A recent article in The New York Times entitled “Many Nations Passing the U.S. in Education, Expert Says” was a disheartening read. According to the article, one of the world’s foremost experts on comparing national school systems recently informed lawmakers that many other countries were surpassing the United States in educational attainment, including Canada, where 15-year-old students were, on average, more than one school year ahead of American 15-year-olds.
The article mentioned that more and more countries graduate from high school and college and score higher on achievement tests than students in the United States. Among O.E.C.D. countries, only New Zealand, Spain, Turkey and Mexico now have lower high school completion rates. It is possible that the blame for America’s sagging academic achievement does not lie solely with public schools but also with dysfunctional families and a culture that seemingly undervalues education. Budget cuts at public schools and rising unemployment rates amongst teachers do nothing to dissipate this belief.
Finland has the world’s “best performing education system,” partly because of its highly effective way of recruiting, training and supporting teachers. South Korea, which was in economic ruin after World War II, today is an economic dynamo partly because of its educational attainment, which, among other measures, has achieved a 96 percent high school graduation rate, the world’s highest.
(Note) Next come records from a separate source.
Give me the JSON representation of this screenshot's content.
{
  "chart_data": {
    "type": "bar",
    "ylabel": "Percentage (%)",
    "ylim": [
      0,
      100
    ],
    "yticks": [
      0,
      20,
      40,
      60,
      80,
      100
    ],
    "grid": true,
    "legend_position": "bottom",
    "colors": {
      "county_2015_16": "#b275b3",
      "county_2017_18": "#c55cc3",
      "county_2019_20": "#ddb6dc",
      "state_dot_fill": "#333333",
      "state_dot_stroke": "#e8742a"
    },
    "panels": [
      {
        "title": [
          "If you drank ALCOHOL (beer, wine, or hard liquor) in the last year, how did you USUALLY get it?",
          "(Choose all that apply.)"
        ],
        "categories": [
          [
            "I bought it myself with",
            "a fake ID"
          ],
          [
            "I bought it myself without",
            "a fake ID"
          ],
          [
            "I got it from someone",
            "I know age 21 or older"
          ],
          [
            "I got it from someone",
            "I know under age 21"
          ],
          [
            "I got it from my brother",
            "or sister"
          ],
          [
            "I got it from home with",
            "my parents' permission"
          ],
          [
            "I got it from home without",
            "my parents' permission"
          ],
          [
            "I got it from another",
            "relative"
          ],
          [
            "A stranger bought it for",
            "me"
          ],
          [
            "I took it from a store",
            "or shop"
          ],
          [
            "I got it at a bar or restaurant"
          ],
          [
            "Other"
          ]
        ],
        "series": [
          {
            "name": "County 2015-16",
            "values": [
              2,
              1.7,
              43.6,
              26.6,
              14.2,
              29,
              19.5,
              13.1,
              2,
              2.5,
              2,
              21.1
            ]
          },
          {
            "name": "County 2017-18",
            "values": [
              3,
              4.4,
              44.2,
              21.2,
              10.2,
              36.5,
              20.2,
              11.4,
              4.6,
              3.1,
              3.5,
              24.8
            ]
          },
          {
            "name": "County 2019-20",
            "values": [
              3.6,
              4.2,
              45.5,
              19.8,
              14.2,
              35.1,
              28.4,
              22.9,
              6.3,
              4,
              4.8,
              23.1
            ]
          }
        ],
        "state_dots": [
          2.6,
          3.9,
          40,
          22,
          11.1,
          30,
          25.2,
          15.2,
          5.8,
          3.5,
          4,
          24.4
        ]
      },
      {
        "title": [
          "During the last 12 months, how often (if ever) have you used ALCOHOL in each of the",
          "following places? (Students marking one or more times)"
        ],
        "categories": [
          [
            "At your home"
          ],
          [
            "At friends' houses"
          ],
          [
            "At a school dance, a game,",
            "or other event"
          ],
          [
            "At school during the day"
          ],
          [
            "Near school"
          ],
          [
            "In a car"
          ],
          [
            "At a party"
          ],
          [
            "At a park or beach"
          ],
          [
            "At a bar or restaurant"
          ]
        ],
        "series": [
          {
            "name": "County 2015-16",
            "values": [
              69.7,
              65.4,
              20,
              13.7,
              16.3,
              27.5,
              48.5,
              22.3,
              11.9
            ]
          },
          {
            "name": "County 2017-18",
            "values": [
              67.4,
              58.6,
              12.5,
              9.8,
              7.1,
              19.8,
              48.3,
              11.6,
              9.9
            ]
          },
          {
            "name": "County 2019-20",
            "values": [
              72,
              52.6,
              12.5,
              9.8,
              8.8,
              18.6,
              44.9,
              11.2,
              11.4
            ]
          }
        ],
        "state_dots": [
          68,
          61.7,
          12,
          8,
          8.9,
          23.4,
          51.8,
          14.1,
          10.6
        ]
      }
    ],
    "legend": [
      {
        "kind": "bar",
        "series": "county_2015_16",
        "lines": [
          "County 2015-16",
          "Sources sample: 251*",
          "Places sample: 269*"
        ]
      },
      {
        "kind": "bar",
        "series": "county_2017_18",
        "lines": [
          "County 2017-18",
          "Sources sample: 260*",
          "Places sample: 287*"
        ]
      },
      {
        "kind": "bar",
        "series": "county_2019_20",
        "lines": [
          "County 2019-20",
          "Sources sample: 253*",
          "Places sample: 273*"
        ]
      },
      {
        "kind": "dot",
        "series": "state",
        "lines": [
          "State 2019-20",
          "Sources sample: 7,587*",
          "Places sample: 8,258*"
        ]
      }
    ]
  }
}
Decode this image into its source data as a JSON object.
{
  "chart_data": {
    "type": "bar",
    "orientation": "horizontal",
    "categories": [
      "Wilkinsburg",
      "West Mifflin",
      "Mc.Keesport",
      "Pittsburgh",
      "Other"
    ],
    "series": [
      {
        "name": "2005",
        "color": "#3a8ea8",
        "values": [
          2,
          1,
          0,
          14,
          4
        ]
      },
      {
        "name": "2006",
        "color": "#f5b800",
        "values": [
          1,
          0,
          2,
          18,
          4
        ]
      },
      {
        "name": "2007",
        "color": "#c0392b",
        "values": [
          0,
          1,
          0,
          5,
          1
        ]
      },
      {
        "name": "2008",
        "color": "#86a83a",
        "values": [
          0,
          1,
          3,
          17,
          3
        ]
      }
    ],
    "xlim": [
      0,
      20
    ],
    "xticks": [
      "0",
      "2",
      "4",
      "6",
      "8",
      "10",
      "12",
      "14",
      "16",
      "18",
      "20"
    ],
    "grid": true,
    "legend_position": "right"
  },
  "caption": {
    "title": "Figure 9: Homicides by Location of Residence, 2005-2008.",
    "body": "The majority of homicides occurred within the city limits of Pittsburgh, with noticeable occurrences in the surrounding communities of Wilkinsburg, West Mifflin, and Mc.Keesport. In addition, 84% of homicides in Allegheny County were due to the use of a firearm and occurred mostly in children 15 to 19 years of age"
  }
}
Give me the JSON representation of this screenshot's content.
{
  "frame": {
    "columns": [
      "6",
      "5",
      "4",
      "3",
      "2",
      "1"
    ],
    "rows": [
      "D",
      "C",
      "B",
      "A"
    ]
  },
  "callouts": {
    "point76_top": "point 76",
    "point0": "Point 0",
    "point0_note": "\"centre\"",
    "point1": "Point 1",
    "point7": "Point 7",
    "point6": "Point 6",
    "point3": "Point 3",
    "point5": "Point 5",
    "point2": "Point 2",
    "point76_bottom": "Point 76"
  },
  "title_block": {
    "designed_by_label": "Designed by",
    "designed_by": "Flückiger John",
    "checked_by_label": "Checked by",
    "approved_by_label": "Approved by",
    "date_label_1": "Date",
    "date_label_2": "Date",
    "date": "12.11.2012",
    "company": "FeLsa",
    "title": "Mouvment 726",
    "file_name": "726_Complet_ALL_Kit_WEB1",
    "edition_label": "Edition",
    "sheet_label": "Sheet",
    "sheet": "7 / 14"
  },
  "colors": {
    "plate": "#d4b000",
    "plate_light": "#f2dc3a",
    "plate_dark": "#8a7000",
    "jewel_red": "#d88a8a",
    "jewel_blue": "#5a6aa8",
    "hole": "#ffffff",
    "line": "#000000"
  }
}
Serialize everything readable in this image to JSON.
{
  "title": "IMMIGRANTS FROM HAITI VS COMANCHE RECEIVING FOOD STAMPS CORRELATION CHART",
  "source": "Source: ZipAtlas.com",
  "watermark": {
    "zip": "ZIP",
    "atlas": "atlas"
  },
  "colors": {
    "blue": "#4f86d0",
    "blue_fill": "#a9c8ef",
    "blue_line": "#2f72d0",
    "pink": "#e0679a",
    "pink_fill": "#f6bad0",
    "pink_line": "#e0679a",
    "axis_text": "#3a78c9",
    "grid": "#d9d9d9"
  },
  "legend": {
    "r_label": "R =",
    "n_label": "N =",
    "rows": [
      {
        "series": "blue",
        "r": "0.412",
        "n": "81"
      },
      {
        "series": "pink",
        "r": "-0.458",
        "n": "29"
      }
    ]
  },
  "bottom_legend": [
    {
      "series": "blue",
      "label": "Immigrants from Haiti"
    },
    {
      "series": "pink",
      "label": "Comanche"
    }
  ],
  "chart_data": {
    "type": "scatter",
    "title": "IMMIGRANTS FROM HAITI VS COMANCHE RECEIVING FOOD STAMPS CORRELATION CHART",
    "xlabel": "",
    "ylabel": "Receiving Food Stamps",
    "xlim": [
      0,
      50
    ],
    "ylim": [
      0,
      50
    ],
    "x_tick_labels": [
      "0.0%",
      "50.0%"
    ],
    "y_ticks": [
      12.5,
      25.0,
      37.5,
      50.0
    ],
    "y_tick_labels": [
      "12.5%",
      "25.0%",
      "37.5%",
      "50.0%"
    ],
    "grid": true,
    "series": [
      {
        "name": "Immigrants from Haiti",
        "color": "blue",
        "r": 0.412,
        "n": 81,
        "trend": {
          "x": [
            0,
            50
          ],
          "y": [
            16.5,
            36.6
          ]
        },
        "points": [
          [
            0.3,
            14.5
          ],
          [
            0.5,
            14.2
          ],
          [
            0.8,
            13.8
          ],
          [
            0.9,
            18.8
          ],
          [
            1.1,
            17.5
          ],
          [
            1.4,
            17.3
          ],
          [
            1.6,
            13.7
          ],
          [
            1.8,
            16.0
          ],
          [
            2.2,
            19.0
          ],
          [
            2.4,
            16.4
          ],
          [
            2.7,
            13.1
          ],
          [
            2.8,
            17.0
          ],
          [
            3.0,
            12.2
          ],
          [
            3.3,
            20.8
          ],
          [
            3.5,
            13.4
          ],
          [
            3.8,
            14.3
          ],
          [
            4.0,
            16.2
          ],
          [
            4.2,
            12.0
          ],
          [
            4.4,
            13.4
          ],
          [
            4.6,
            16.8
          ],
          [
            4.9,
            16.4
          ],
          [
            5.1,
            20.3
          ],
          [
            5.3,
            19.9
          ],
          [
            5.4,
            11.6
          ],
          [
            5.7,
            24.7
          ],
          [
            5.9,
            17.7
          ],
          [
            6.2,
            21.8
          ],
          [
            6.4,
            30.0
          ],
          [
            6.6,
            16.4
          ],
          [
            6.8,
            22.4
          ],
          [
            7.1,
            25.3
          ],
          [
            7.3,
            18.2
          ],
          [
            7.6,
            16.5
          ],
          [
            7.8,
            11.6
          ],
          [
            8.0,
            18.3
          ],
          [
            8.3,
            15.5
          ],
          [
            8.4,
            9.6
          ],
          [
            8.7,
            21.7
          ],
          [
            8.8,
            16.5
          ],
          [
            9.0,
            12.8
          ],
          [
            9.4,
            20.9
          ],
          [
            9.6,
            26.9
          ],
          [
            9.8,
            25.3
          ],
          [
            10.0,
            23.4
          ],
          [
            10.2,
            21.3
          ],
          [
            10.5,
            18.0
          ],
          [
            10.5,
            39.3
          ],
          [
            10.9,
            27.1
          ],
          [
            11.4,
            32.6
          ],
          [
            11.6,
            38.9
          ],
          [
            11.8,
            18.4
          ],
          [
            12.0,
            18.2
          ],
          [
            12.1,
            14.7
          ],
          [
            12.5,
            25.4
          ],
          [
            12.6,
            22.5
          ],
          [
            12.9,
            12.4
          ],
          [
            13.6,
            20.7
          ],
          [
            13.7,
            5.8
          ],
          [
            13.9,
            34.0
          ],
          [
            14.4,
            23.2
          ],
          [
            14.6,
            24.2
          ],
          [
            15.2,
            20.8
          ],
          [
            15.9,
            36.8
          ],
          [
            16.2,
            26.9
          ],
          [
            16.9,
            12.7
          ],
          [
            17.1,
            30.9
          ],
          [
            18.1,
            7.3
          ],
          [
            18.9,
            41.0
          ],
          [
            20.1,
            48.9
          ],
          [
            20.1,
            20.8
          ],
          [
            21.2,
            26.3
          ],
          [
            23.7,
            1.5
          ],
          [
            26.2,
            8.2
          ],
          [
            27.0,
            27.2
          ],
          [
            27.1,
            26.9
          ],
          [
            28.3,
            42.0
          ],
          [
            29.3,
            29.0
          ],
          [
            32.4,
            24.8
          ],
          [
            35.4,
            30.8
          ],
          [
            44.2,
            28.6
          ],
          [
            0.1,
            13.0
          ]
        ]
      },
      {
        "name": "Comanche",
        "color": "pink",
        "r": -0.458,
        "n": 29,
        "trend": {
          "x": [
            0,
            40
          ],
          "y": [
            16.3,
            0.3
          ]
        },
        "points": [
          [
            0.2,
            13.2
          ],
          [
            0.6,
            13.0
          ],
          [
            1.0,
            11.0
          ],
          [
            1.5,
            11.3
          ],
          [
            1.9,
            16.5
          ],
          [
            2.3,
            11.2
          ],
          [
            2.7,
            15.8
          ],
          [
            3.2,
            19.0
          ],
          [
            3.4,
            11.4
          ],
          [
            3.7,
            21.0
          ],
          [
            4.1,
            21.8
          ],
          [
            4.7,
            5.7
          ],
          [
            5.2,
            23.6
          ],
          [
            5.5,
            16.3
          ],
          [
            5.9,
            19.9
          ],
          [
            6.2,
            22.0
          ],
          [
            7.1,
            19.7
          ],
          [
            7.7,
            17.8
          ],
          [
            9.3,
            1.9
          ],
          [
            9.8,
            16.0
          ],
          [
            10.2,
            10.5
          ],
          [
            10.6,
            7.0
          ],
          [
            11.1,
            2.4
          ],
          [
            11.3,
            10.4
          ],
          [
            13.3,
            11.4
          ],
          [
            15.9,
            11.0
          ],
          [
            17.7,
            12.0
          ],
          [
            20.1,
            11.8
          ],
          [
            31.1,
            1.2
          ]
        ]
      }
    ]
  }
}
Even Poland is improving its education system rapidly. In less than a decade, it raised the literacy skills of its 15-year-olds by the equivalent of almost a school year. If the U.S. would raise the performance of schools by a similar amount, that could translate into a long-term economic value of over 40 trillion dollars.
Another contributing factor to the downward spiral is that America’s system of standards, curriculums and testing are controlled by states and local districts with a heavy overlay of federal rules, comprised of an unusual mix of decentralization and central control. The difference between our system and that of more successful nations is that they maintain central control over standards and curriculum, but give local schools more freedom from regulation.
The bottom line: we need more parent involvement, better educated and equipped teachers, more central control at the federal level but more flexibility in local schools, and less of an apathetic outlook on education as a whole. We need a fix, and we need one fast!